No wonder everyone in this country town is out and about - except for one familiar little figure, that is. For Flying Fauntleroy, the fugitive pigeon, is gone.

I would love to tell you that he flew off into the sunset with a pretty partner with feathers as snowy white as his (though perhaps without the fluorescent band around his leg that was a poignant reminder of his debatably fancy past).

For while no one knows how he ended up living rough around this rural neck of the woods, many believe that he was dumped because he didn't perform well enough, or that his owner would wring his neck if they found him because he failed to come home.

However it happened, this fine fellow with amber eyes that matched the markings on his wings was a living landmark for locals, standing proudly tall on the ramp of the bridge, his puffed out plumage disguising the fact that he was actually famished and begging for food.

Fortunately, while there was no shortage of predictable jokes about pigeon pie, there were plenty of people who obliged this little outsider. From the owner of one cafe who fed him the seeds during last month's snow, when this big white bird was briefly camouflaged; to the diabetic who filled her empty glucose test strip tubes with seed that she carried about in case she saw him; or the not exactly hard-hearted men in the adjacent store.

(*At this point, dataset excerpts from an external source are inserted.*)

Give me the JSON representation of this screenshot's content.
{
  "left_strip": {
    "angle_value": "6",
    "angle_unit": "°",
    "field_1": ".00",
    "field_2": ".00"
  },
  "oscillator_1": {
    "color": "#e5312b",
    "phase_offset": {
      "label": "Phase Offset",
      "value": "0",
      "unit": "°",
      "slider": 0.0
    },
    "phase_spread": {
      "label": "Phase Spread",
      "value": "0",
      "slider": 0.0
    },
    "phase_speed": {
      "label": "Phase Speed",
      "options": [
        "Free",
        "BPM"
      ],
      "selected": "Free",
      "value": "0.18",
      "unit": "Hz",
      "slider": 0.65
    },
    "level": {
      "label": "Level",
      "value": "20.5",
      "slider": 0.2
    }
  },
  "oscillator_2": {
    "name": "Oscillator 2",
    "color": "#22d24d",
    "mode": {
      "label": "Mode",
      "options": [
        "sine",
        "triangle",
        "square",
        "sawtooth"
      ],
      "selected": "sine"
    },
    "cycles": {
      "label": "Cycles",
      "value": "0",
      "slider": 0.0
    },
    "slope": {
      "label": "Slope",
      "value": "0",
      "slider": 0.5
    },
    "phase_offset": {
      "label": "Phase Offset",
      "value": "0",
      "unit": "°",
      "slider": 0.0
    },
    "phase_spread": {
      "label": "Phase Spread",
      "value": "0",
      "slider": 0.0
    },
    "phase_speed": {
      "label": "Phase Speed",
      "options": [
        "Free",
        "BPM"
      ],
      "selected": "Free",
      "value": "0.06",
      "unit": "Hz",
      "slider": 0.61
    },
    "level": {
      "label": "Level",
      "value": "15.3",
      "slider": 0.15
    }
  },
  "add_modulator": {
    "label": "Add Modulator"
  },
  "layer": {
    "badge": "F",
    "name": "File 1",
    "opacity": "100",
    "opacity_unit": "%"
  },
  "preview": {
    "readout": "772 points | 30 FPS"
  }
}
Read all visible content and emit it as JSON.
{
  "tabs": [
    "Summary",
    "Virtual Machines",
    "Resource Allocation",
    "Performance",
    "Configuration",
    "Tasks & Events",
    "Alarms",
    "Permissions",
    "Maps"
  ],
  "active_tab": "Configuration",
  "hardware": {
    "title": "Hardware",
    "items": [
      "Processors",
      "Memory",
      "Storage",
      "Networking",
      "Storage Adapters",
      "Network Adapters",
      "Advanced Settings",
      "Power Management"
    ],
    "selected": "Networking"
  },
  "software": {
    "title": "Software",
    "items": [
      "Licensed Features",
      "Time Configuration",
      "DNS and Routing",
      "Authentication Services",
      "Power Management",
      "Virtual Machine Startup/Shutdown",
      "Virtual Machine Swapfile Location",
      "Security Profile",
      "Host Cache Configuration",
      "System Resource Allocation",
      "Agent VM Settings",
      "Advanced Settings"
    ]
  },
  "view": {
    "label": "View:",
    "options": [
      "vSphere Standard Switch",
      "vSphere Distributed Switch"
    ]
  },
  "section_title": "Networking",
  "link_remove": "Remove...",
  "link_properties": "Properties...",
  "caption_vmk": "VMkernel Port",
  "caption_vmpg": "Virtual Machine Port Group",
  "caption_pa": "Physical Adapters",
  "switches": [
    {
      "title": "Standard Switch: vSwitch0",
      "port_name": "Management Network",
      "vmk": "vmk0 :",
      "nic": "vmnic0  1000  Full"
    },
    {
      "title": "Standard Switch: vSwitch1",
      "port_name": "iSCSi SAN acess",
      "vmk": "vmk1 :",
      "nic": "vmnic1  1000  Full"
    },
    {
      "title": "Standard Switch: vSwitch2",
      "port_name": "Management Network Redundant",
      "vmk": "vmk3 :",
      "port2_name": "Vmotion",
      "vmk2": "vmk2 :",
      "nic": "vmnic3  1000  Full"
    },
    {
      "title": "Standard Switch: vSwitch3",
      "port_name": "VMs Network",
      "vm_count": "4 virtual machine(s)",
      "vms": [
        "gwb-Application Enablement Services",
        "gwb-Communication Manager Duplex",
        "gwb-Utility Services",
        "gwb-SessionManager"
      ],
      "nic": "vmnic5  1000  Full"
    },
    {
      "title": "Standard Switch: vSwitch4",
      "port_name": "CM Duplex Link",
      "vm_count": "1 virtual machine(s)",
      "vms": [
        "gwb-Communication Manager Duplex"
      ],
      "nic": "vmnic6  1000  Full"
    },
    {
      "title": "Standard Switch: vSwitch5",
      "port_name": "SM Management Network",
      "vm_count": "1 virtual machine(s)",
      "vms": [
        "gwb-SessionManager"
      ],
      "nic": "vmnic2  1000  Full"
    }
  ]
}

Though sometimes the paranoid pigeon made a right song and dance before pecking at his food, expending what seemed an awful lot of time and energy on checking that the coast was clear. Oh, but how right poor little Flying Fauntleroy was. Though he didn't have a chance when death came calling.

For the end was brutal but mercifully swift, according to Catherine, who lives next door to where the pigeon often hung out.

She was in her upstairs kitchen with her granddaughter when "the next thing there were feathers everywhere. A sparrow hawk swooped down and got him. It was over in seconds". Though "you would think the sparrow hawk was a statue, the way he stood on top of him for about two hours before he went off".

Catherine took a photo through a crack in a metal door; literally like seeing into another world. Which seems appropriate, for while it's sad not to see the familiar little figure on the ramp of the bridge, or flying through the air, so vividly white, before landing on the ugly railings to run awkwardly alongside me in greeting, birds have long been viewed as messengers of the gods and symbols of freedom, who provide us with a bridge between the mundane and spiritual life.

Certainly, this abandoned but brave little bird helped many in this country town to care, and show kindness to another creature. Now he can fly free as a bird in that better world forever.